On Tuesday night, March 3, 1998, the phone rang around 11 p.m. The Brodys had cooked dinner and settled down to watch TV in the Florida room with their son Howard, expecting Eric home from work any minute. It was Jennifer Jones, a family friend. Jennifer told Howard she'd had a call from a friend who worked as a radiation technician at Broward General Hospital. Somebody named Brody had just arrived by helicopter at the hospital with traumatic injuries. Where was Eric?
"We told Jennifer, as far as we knew, Eric was on his way home from work," Chuck remembers. But the Brodys were shaken. They pulled themselves together and jumped in the car to head to Broward General.
As they wound through the neighborhood approaching Oakland Park Boulevard, a Sunrise police officer stopped them. The intersection at 117th Lane was blocked off.
"They told us we couldn't go through," Chuck recalls. "I said, 'I know what this is. I'm family. I think my son was involved in this accident.' I showed them my I.D. But they didn't want to hear anything. They made us turn around. We had to drive back through the neighborhood to get out the other entrance."

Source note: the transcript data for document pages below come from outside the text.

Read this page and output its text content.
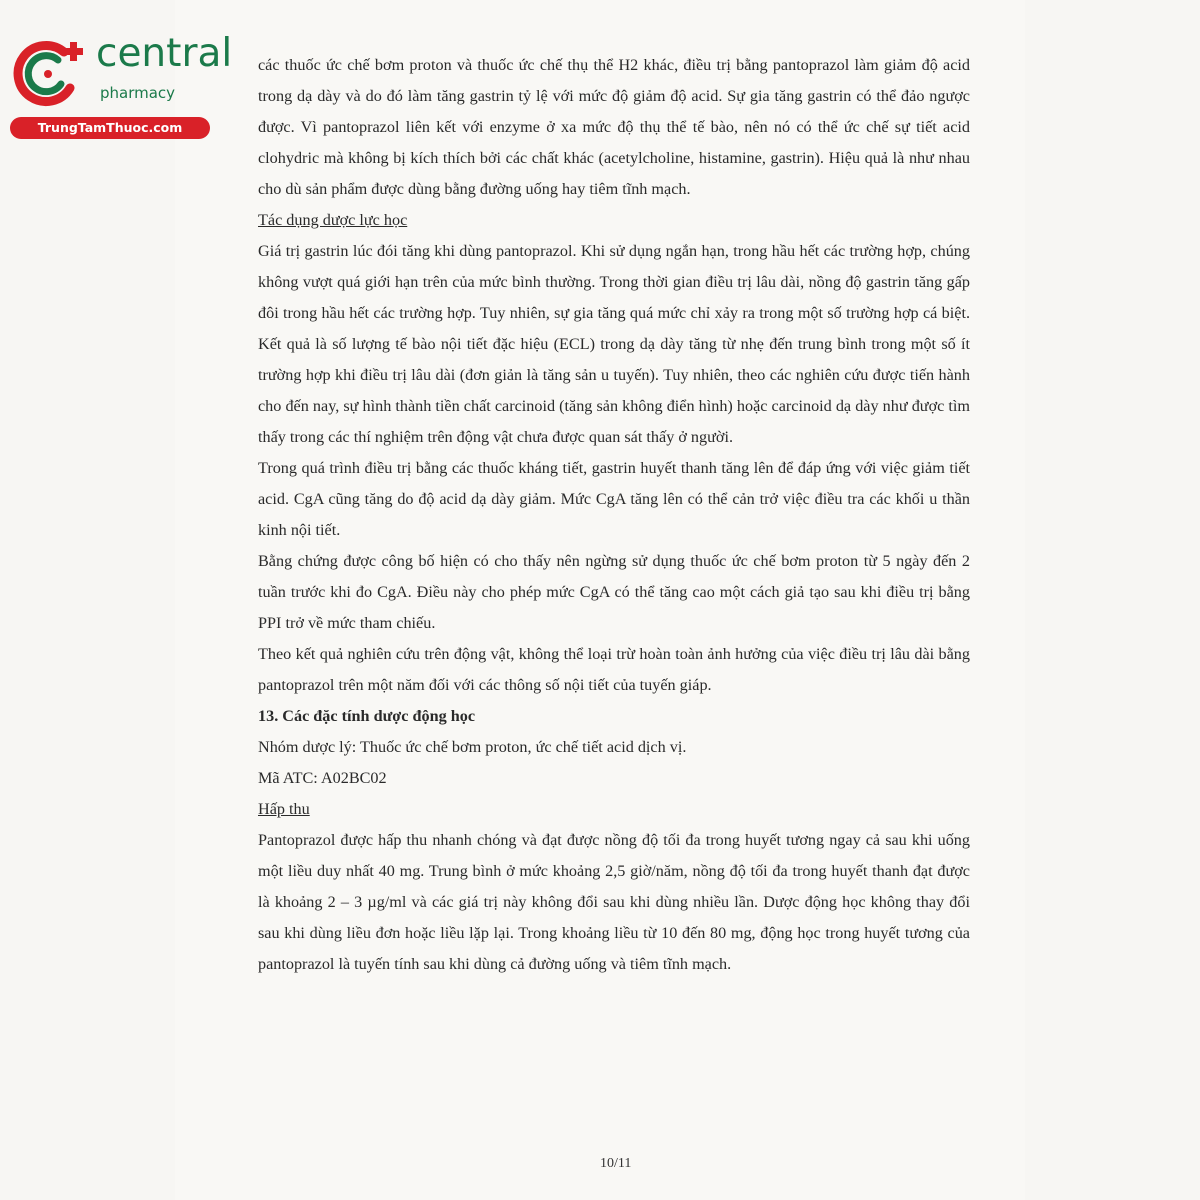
central
pharmacy
TrungTamThuoc.com

các thuốc ức chế bơm proton và thuốc ức chế thụ thể H2 khác, điều trị bằng pantoprazol làm giảm độ acid trong dạ dày và do đó làm tăng gastrin tỷ lệ với mức độ giảm độ acid. Sự gia tăng gastrin có thể đảo ngược được. Vì pantoprazol liên kết với enzyme ở xa mức độ thụ thể tế bào, nên nó có thể ức chế sự tiết acid clohydric mà không bị kích thích bởi các chất khác (acetylcholine, histamine, gastrin). Hiệu quả là như nhau cho dù sản phẩm được dùng bằng đường uống hay tiêm tĩnh mạch.

Tác dụng dược lực học

Giá trị gastrin lúc đói tăng khi dùng pantoprazol. Khi sử dụng ngắn hạn, trong hầu hết các trường hợp, chúng không vượt quá giới hạn trên của mức bình thường. Trong thời gian điều trị lâu dài, nồng độ gastrin tăng gấp đôi trong hầu hết các trường hợp. Tuy nhiên, sự gia tăng quá mức chỉ xảy ra trong một số trường hợp cá biệt. Kết quả là số lượng tế bào nội tiết đặc hiệu (ECL) trong dạ dày tăng từ nhẹ đến trung bình trong một số ít trường hợp khi điều trị lâu dài (đơn giản là tăng sản u tuyến). Tuy nhiên, theo các nghiên cứu được tiến hành cho đến nay, sự hình thành tiền chất carcinoid (tăng sản không điển hình) hoặc carcinoid dạ dày như được tìm thấy trong các thí nghiệm trên động vật chưa được quan sát thấy ở người.

Trong quá trình điều trị bằng các thuốc kháng tiết, gastrin huyết thanh tăng lên để đáp ứng với việc giảm tiết acid. CgA cũng tăng do độ acid dạ dày giảm. Mức CgA tăng lên có thể cản trở việc điều tra các khối u thần kinh nội tiết.

Bằng chứng được công bố hiện có cho thấy nên ngừng sử dụng thuốc ức chế bơm proton từ 5 ngày đến 2 tuần trước khi đo CgA. Điều này cho phép mức CgA có thể tăng cao một cách giả tạo sau khi điều trị bằng PPI trở về mức tham chiếu.

Theo kết quả nghiên cứu trên động vật, không thể loại trừ hoàn toàn ảnh hưởng của việc điều trị lâu dài bằng pantoprazol trên một năm đối với các thông số nội tiết của tuyến giáp.

13. Các đặc tính dược động học

Nhóm dược lý: Thuốc ức chế bơm proton, ức chế tiết acid dịch vị.

Mã ATC: A02BC02

Hấp thu

Pantoprazol được hấp thu nhanh chóng và đạt được nồng độ tối đa trong huyết tương ngay cả sau khi uống một liều duy nhất 40 mg. Trung bình ở mức khoảng 2,5 giờ/năm, nồng độ tối đa trong huyết thanh đạt được là khoảng 2 – 3 µg/ml và các giá trị này không đổi sau khi dùng nhiều lần. Dược động học không thay đổi sau khi dùng liều đơn hoặc liều lặp lại. Trong khoảng liều từ 10 đến 80 mg, động học trong huyết tương của pantoprazol là tuyến tính sau khi dùng cả đường uống và tiêm tĩnh mạch.

10/11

That brief encounter at their car window that March night was one of few conversations the Brodys would have with any police officer for a long time, a realization that still pains Chuck and Sharon. "The Broward Sheriff's Office never even contacted us," Chuck says. "I finally had to go down to the Sunrise police station and ask for the accident report myself. But they had no record of it. BSO had taken all the files."

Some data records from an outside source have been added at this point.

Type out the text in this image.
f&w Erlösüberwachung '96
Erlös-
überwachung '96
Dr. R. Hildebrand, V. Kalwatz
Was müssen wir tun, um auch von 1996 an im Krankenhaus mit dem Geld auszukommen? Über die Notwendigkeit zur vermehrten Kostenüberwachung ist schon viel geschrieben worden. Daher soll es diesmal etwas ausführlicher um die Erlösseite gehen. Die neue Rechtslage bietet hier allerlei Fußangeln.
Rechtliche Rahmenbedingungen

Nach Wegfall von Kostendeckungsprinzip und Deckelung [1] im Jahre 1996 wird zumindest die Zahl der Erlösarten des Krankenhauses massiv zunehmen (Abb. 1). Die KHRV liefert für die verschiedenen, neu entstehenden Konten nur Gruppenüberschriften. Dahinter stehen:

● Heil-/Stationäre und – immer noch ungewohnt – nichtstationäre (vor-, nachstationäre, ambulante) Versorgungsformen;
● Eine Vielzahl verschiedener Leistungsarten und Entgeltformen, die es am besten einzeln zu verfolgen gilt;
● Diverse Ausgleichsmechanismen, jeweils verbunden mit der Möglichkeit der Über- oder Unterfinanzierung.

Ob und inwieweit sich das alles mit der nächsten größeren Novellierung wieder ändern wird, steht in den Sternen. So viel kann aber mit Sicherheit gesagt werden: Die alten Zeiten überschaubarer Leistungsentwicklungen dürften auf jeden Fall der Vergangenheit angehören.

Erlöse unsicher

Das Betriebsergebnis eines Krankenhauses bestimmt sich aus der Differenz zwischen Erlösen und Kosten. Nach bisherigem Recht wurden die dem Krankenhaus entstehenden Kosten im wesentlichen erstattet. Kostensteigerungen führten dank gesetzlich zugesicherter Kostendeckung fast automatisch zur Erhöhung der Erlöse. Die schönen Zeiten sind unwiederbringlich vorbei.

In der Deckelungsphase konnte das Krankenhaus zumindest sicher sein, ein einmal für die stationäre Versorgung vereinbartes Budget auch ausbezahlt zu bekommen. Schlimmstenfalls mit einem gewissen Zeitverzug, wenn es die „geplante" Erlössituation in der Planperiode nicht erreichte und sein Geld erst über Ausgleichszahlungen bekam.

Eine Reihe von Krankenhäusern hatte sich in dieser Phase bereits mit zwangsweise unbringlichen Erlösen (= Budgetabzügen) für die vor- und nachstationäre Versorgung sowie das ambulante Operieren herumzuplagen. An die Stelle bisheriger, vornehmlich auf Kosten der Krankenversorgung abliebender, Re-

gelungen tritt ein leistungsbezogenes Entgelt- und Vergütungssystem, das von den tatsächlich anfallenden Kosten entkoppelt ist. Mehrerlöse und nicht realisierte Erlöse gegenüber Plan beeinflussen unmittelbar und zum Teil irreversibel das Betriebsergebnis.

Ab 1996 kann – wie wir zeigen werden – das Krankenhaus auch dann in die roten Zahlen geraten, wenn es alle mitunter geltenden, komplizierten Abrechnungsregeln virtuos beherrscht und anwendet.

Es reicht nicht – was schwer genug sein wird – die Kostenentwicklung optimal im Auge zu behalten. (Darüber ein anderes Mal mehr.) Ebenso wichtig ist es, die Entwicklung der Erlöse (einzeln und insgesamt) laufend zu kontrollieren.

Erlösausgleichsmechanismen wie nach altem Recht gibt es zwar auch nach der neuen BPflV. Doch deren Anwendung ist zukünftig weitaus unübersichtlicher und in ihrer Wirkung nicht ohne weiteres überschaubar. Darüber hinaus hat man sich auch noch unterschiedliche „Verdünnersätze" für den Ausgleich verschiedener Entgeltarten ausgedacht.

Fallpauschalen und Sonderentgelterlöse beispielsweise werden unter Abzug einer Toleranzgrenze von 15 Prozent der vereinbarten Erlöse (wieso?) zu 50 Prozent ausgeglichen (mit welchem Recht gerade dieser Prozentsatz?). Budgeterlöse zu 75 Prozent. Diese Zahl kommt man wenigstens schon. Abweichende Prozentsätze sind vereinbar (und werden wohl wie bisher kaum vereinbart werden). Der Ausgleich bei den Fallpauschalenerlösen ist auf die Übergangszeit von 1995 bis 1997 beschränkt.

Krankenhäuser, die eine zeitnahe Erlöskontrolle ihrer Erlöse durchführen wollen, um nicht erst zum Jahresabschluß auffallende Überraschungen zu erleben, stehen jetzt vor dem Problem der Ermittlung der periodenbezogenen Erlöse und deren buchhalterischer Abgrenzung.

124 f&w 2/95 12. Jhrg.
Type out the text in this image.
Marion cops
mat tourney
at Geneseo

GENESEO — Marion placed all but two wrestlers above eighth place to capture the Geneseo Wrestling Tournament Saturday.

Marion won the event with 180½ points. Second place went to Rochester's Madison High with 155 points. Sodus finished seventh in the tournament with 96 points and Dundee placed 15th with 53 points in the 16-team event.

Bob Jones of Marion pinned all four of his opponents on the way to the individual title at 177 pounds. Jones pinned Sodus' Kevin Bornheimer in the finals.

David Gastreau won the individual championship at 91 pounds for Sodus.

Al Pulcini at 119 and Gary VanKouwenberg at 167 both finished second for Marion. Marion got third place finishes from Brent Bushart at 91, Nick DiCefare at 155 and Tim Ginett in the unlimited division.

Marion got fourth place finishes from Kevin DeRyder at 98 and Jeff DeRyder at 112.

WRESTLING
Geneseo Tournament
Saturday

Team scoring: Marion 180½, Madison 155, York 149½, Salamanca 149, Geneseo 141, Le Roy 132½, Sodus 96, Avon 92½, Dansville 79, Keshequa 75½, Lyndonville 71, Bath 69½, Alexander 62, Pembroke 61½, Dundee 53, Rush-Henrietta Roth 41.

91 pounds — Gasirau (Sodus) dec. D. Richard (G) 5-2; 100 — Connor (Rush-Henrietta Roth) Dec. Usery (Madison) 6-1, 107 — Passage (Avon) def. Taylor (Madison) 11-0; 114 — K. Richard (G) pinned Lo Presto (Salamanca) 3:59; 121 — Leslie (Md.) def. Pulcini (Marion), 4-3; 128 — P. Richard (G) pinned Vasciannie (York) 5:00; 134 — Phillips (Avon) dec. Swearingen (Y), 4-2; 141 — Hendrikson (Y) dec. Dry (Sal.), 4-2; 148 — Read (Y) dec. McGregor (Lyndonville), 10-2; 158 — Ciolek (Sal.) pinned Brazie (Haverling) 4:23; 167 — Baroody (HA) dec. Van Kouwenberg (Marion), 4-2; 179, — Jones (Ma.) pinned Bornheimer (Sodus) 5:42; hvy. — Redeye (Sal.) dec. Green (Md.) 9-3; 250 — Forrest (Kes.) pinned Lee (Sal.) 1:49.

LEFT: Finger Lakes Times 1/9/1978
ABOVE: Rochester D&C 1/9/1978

The first thing you notice about Eric Brody when you meet him today, 11 years after the night he was flown by helicopter to Broward General, is how beautiful he is. His hazel eyes are still enormous and intense. At 29, the shy, introverted boy is now gregarious. He wears a wicked, slightly ironic smile, as if he's forever on the verge of telling a slightly ribald joke.
The problem is, were he to tell that joke, you'd have trouble understanding a word of it, and even if you did, the joke might not make much sense. Were he to stand up, his long limbs, slender and graceful in repose, would wobble and collapse. The accident that Sharon and Chuck glimpsed that night before they were forced to turn their car around left Eric with a permanent, catastrophic brain injury. He behaves now like the victim of a massive stroke. His speech is badly slurred. His movements are spastic; his left hand is curled inward, practically useless. Eric's left side is partially paralyzed, and he's unable to walk without, as his father puts it, "bouncing off the walls." He's mostly confined to a wheelchair. The Brodys have cleared their immaculate house of any object or piece of furniture that might cause him to stumble. Although his personality is sweet and gentle and he seems alert, Eric's cognitive functions have been so weakened that his thoughts often follow no logical pattern. He remembers almost nothing of the accident.